Popped in to Second Floor Men's Room this afternoon to conduct some sit-down business. Made my way to the penthouse stall...and was confronted with an all-too familiar scene: a paper seat cover, sticking up out of a bowl full o' the yellow stuff, leering at me like an outstretched paper tongue.

Why?

Perpetrator, I have a hard time wrapping my brain around your psychology.

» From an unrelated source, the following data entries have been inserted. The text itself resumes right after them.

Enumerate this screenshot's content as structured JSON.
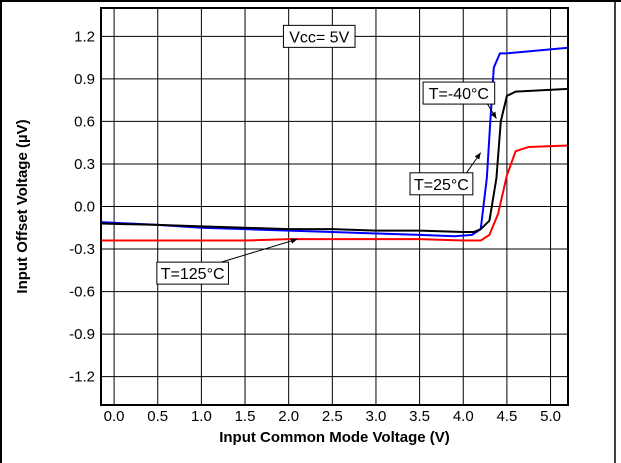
{
  "chart_data": {
    "type": "line",
    "xlabel": "Input Common Mode Voltage (V)",
    "ylabel": "Input Offset Voltage (µV)",
    "xlim": [
      -0.15,
      5.2
    ],
    "ylim": [
      -1.4,
      1.4
    ],
    "x_ticks": [
      0.0,
      0.5,
      1.0,
      1.5,
      2.0,
      2.5,
      3.0,
      3.5,
      4.0,
      4.5,
      5.0
    ],
    "x_tick_labels": [
      "0.0",
      "0.5",
      "1.0",
      "1.5",
      "2.0",
      "2.5",
      "3.0",
      "3.5",
      "4.0",
      "4.5",
      "5.0"
    ],
    "y_ticks": [
      1.2,
      0.9,
      0.6,
      0.3,
      0.0,
      -0.3,
      -0.6,
      -0.9,
      -1.2
    ],
    "y_tick_labels": [
      "1.2",
      "0.9",
      "0.6",
      "0.3",
      "0.0",
      "-0.3",
      "-0.6",
      "-0.9",
      "-1.2"
    ],
    "grid": true,
    "series": [
      {
        "name": "T=-40°C",
        "color": "#0000ff",
        "x": [
          -0.15,
          0.5,
          1.0,
          1.5,
          2.0,
          2.5,
          3.0,
          3.5,
          3.9,
          4.1,
          4.2,
          4.27,
          4.31,
          4.35,
          4.42,
          4.5,
          5.2
        ],
        "y": [
          -0.11,
          -0.13,
          -0.15,
          -0.16,
          -0.17,
          -0.18,
          -0.19,
          -0.2,
          -0.21,
          -0.2,
          -0.16,
          0.2,
          0.6,
          0.98,
          1.08,
          1.08,
          1.12
        ]
      },
      {
        "name": "T=25°C",
        "color": "#000000",
        "x": [
          -0.15,
          0.5,
          1.0,
          1.5,
          2.0,
          2.5,
          3.0,
          3.5,
          4.0,
          4.12,
          4.2,
          4.3,
          4.38,
          4.43,
          4.5,
          4.6,
          5.2
        ],
        "y": [
          -0.12,
          -0.13,
          -0.14,
          -0.15,
          -0.16,
          -0.16,
          -0.17,
          -0.17,
          -0.18,
          -0.18,
          -0.16,
          -0.1,
          0.2,
          0.6,
          0.78,
          0.81,
          0.83
        ]
      },
      {
        "name": "T=125°C",
        "color": "#ff0000",
        "x": [
          -0.15,
          0.5,
          1.0,
          1.5,
          2.0,
          2.5,
          3.0,
          3.5,
          4.0,
          4.2,
          4.3,
          4.4,
          4.5,
          4.6,
          4.75,
          5.2
        ],
        "y": [
          -0.24,
          -0.24,
          -0.24,
          -0.24,
          -0.23,
          -0.23,
          -0.23,
          -0.23,
          -0.24,
          -0.24,
          -0.2,
          -0.05,
          0.22,
          0.39,
          0.42,
          0.43
        ]
      }
    ],
    "annotations": [
      {
        "text": "Vcc= 5V",
        "x": 2.35,
        "y": 1.2
      },
      {
        "text": "T=-40°C",
        "x": 3.95,
        "y": 0.8,
        "arrow_to": [
          4.38,
          0.62
        ]
      },
      {
        "text": "T=25°C",
        "x": 3.75,
        "y": 0.16,
        "arrow_to": [
          4.2,
          0.38
        ]
      },
      {
        "text": "T=125°C",
        "x": 0.9,
        "y": -0.47,
        "arrow_to": [
          2.1,
          -0.23
        ]
      }
    ]
  }
}
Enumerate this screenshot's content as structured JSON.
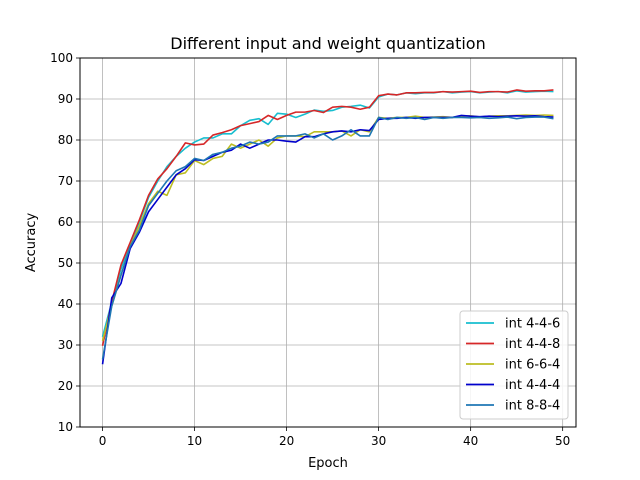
{
  "chart_data": {
    "type": "line",
    "title": "Different input and weight quantization",
    "xlabel": "Epoch",
    "ylabel": "Accuracy",
    "xlim": [
      -2.45,
      51.45
    ],
    "ylim": [
      10,
      100
    ],
    "xticks": [
      0,
      10,
      20,
      30,
      40,
      50
    ],
    "yticks": [
      10,
      20,
      30,
      40,
      50,
      60,
      70,
      80,
      90,
      100
    ],
    "grid": true,
    "legend_position": "lower-right",
    "x": [
      0,
      1,
      2,
      3,
      4,
      5,
      6,
      7,
      8,
      9,
      10,
      11,
      12,
      13,
      14,
      15,
      16,
      17,
      18,
      19,
      20,
      21,
      22,
      23,
      24,
      25,
      26,
      27,
      28,
      29,
      30,
      31,
      32,
      33,
      34,
      35,
      36,
      37,
      38,
      39,
      40,
      41,
      42,
      43,
      44,
      45,
      46,
      47,
      48,
      49
    ],
    "series": [
      {
        "name": "int 4-4-6",
        "color": "#17becf",
        "values": [
          32.0,
          40.5,
          48.5,
          54.5,
          60.0,
          66.0,
          70.0,
          73.5,
          76.0,
          78.0,
          79.5,
          80.5,
          80.5,
          81.5,
          81.5,
          83.5,
          84.8,
          85.2,
          83.8,
          86.5,
          86.3,
          85.5,
          86.3,
          87.3,
          87.0,
          87.2,
          88.0,
          88.2,
          88.5,
          87.8,
          90.5,
          91.2,
          91.0,
          91.5,
          91.3,
          91.5,
          91.5,
          91.8,
          91.5,
          91.7,
          91.8,
          91.5,
          91.7,
          91.8,
          91.5,
          92.0,
          91.7,
          91.8,
          91.9,
          91.8
        ]
      },
      {
        "name": "int 4-4-8",
        "color": "#d62728",
        "values": [
          29.8,
          40.5,
          49.5,
          55.0,
          60.5,
          66.5,
          70.5,
          73.0,
          76.0,
          79.3,
          78.8,
          79.0,
          81.2,
          81.8,
          82.5,
          83.5,
          84.0,
          84.5,
          86.0,
          85.0,
          86.0,
          86.8,
          86.8,
          87.2,
          86.7,
          88.0,
          88.2,
          88.0,
          87.5,
          88.0,
          90.8,
          91.2,
          91.0,
          91.5,
          91.5,
          91.6,
          91.6,
          91.8,
          91.7,
          91.8,
          91.9,
          91.6,
          91.8,
          91.8,
          91.7,
          92.2,
          91.9,
          92.0,
          92.0,
          92.2
        ]
      },
      {
        "name": "int 6-6-4",
        "color": "#bcbd22",
        "values": [
          31.0,
          39.5,
          47.0,
          54.0,
          59.0,
          64.5,
          67.5,
          66.5,
          71.5,
          72.0,
          75.0,
          74.0,
          75.5,
          76.0,
          79.0,
          78.0,
          79.0,
          80.0,
          78.5,
          80.5,
          81.0,
          81.0,
          80.8,
          82.0,
          82.0,
          82.0,
          82.2,
          81.0,
          82.5,
          82.0,
          85.5,
          85.3,
          85.5,
          85.5,
          85.8,
          85.5,
          85.6,
          85.7,
          85.5,
          85.8,
          85.9,
          85.6,
          85.8,
          85.9,
          85.9,
          86.0,
          86.1,
          86.0,
          86.1,
          86.0
        ]
      },
      {
        "name": "int 4-4-4",
        "color": "#0000cc",
        "values": [
          25.3,
          41.5,
          45.0,
          53.5,
          57.5,
          62.5,
          65.5,
          68.5,
          71.5,
          73.0,
          75.2,
          75.0,
          76.0,
          77.0,
          77.5,
          79.0,
          78.0,
          79.0,
          80.0,
          80.0,
          79.7,
          79.5,
          80.8,
          80.8,
          81.5,
          82.0,
          82.2,
          82.0,
          82.5,
          82.3,
          85.0,
          85.3,
          85.3,
          85.5,
          85.3,
          85.5,
          85.5,
          85.5,
          85.5,
          86.0,
          85.8,
          85.7,
          85.8,
          85.7,
          85.8,
          85.9,
          85.8,
          85.9,
          85.7,
          85.6
        ]
      },
      {
        "name": "int 8-8-4",
        "color": "#1f77b4",
        "values": [
          26.5,
          39.5,
          47.0,
          54.0,
          58.0,
          64.0,
          67.0,
          70.0,
          72.5,
          73.5,
          75.5,
          75.0,
          76.5,
          77.0,
          78.0,
          78.5,
          79.5,
          79.0,
          79.5,
          81.0,
          81.0,
          81.0,
          81.5,
          80.5,
          81.5,
          80.0,
          81.0,
          82.5,
          81.0,
          81.0,
          85.5,
          85.0,
          85.5,
          85.3,
          85.5,
          85.0,
          85.5,
          85.3,
          85.5,
          85.5,
          85.4,
          85.5,
          85.3,
          85.4,
          85.6,
          85.2,
          85.5,
          85.6,
          85.6,
          85.2
        ]
      }
    ]
  }
}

First, as evidence suggests, you sat down to conduct non-sit-down business. That's not a crime; we've all had the experience of warming up the kitchen appliances, thinking it was time to make pasta and then discovering that it was really more of a SodaStream afternoon.

And you're clearly not a barbarian since you used a seat cover.

So why would you stand, scoot the backside of your seat cover into your consommé, and then walk out without a flush?

The .08 seconds that a flush requires is a small way of saying, "I don't hate the poor sap who may wander in after me."

Why do you hate me? Why do you hate all of us? Do you need a hug?

Stick that paper tongue back into the mouth of hell and flush...so that the foul mouth swallows the tongue and...

OK, so the analogy breaks down at some point. Just flush next time, will ya?


Friday, February 22, 2013

Two hobos

Just overheard two hobos arguing outside of 720 California. First hobo suggests they go inside and ask the security guard if they can use the bathroom. Second hobo says, "They don't even have hot water in the bathrooms right now. THAT'S nasty."

Amen, well-informed hobo. Amen.

Thursday, February 21, 2013

If we were a hospital, they'd have shut us down a week ago

OK. I get it. We're not doing brain surgery here.

But 10 days and counting with no hot water in the rest rooms? That ain't exactly a recipe for health.

We may not be at CONTAGION levels quite yet, but I did see a dude today who I thought just had hairy hands, but on closer inspection, the hair looked a little green and I thought, "that might just be a fungus crust."

Apparently the only water heater IN AMERICA that can supply this fine facility with hot water is still making its way here from Tennessee.

In the meantime, I urge you to completely wrap your hands in seat covers before conducting ANY business (yes, even business of a #1 variety.) The life you save could be your own.

wrapyohand

Tuesday, February 12, 2013

Good morning, norovirus!

The first all-agency email of the day?

good morning.
hot water is off in all the bathroom sinks at 720.   kitchens and shower are still good to go.
we should be back online as early as tomorrow.
sorry for any inconvenience.

Yeah, hot water in the bathroom probably isn't all that important, is it? And directing people to rinse the urine and fecal residue off in the kitchen sink, a mere inches away from the surface where you'll be slathering up that peanut butter sandwich? That seems like a wonderful idea!

I've missed this level of hygiene.

Today, potty blogger will be washing his hands in the e-level shower, friends.